I was out to lunch with someone I hadn't seen in a couple years. I asked her, "How's your nephew? The one who lived with you for a while?"
She made a face. "He's shacking up with a woman of questionable character," she said.
"Drugs?" I asked.
"No, she's an exotic dancer." And then she leaned in. "But please don't think I'm judging you."
"Why would I think that?" I responded.
"Oh, Mithra," she said. "Don't be embarrassed. I know you worked at Hooter's."
"No I didn't," I said, laughing.
"Yes you did," she said.
We had reached an impasse.
At that moment, the server stopped in to take our order. And while my companion requested extra dressing for her spinach salad, it hit me. I had, in fact, worked in the Playboy Building, back in 1985, as a traffic manager for an advertising agency in Chicago.
"Maybe I mentioned once that I worked in the building where Playboy Magazine was headquartered?" I suggested. "Maybe you thought I was a Playboy Bunny?"
"You don't look like you could have been a Bunny," she said. "You look like someone who worked at Hooter's."

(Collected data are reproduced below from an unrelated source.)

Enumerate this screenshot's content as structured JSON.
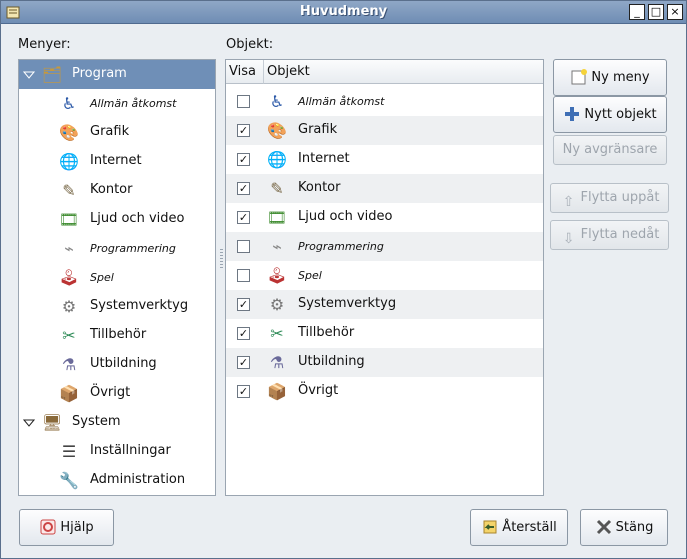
{
  "window": {
    "title": "Huvudmeny",
    "controls": [
      "_",
      "□",
      "×"
    ]
  },
  "menus_label": "Menyer:",
  "objects_label": "Objekt:",
  "columns": {
    "show": "Visa",
    "object": "Objekt"
  },
  "tree": [
    {
      "label": "Program",
      "level": 0,
      "expanded": true,
      "selected": true,
      "italic": false,
      "icon": "applications-icon"
    },
    {
      "label": "Allmän åtkomst",
      "level": 1,
      "italic": true,
      "icon": "accessibility-icon"
    },
    {
      "label": "Grafik",
      "level": 1,
      "italic": false,
      "icon": "graphics-icon"
    },
    {
      "label": "Internet",
      "level": 1,
      "italic": false,
      "icon": "globe-icon"
    },
    {
      "label": "Kontor",
      "level": 1,
      "italic": false,
      "icon": "office-icon"
    },
    {
      "label": "Ljud och video",
      "level": 1,
      "italic": false,
      "icon": "multimedia-icon"
    },
    {
      "label": "Programmering",
      "level": 1,
      "italic": true,
      "icon": "development-icon"
    },
    {
      "label": "Spel",
      "level": 1,
      "italic": true,
      "icon": "games-icon"
    },
    {
      "label": "Systemverktyg",
      "level": 1,
      "italic": false,
      "icon": "system-tools-icon"
    },
    {
      "label": "Tillbehör",
      "level": 1,
      "italic": false,
      "icon": "accessories-icon"
    },
    {
      "label": "Utbildning",
      "level": 1,
      "italic": false,
      "icon": "education-icon"
    },
    {
      "label": "Övrigt",
      "level": 1,
      "italic": false,
      "icon": "other-icon"
    },
    {
      "label": "System",
      "level": 0,
      "expanded": true,
      "selected": false,
      "italic": false,
      "icon": "system-icon"
    },
    {
      "label": "Inställningar",
      "level": 1,
      "italic": false,
      "icon": "preferences-icon"
    },
    {
      "label": "Administration",
      "level": 1,
      "italic": false,
      "icon": "administration-icon"
    }
  ],
  "objects": [
    {
      "label": "Allmän åtkomst",
      "show": false,
      "italic": true,
      "icon": "accessibility-icon"
    },
    {
      "label": "Grafik",
      "show": true,
      "italic": false,
      "icon": "graphics-icon"
    },
    {
      "label": "Internet",
      "show": true,
      "italic": false,
      "icon": "globe-icon"
    },
    {
      "label": "Kontor",
      "show": true,
      "italic": false,
      "icon": "office-icon"
    },
    {
      "label": "Ljud och video",
      "show": true,
      "italic": false,
      "icon": "multimedia-icon"
    },
    {
      "label": "Programmering",
      "show": false,
      "italic": true,
      "icon": "development-icon"
    },
    {
      "label": "Spel",
      "show": false,
      "italic": true,
      "icon": "games-icon"
    },
    {
      "label": "Systemverktyg",
      "show": true,
      "italic": false,
      "icon": "system-tools-icon"
    },
    {
      "label": "Tillbehör",
      "show": true,
      "italic": false,
      "icon": "accessories-icon"
    },
    {
      "label": "Utbildning",
      "show": true,
      "italic": false,
      "icon": "education-icon"
    },
    {
      "label": "Övrigt",
      "show": true,
      "italic": false,
      "icon": "other-icon"
    }
  ],
  "buttons": {
    "new_menu": "Ny meny",
    "new_item": "Nytt objekt",
    "new_separator": "Ny avgränsare",
    "move_up": "Flytta uppåt",
    "move_down": "Flytta nedåt",
    "help": "Hjälp",
    "revert": "Återställ",
    "close": "Stäng"
  },
  "colors": {
    "selection": "#6f8fb7",
    "titlebar": "#7f9abd"
  }
}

"Well I did neither," I said.
But she wasn't buying my story. She thought I was running from my past. I even admitted to being a lifeguard one summer, with Bo Derek-style cornrows and a very fetching mandatory one-piece swimsuit, but she remained steadfast in her conviction that somewhere somehow, I had earned a few paychecks from Hooter's.
Later when I complained to my husband, he was not sympathetic. "I used to brag to my friends that you worked in the Playboy Building," he said.
For the record, I never saw Hugh Hefner. Nor did I see any Bunnies. Everyone going into that building looked the same - young, overly-permed, and wind blown. The only naughtiness I witnessed occurred on our floor, in my department, where my boss, a petite blonde from West Virginia, would get totally sloshed during her three-hour lunches and then crawl under her desk for a nap with me guarding her door.
This is why I can never run for political office, why I'll be stuck selling vintage forever. Covering for a drunk boss makes me look weak. Working in the Playboy Building as something other than a Bunny makes me pathetic. And then there's the Hooter's job, which just makes me look cheap.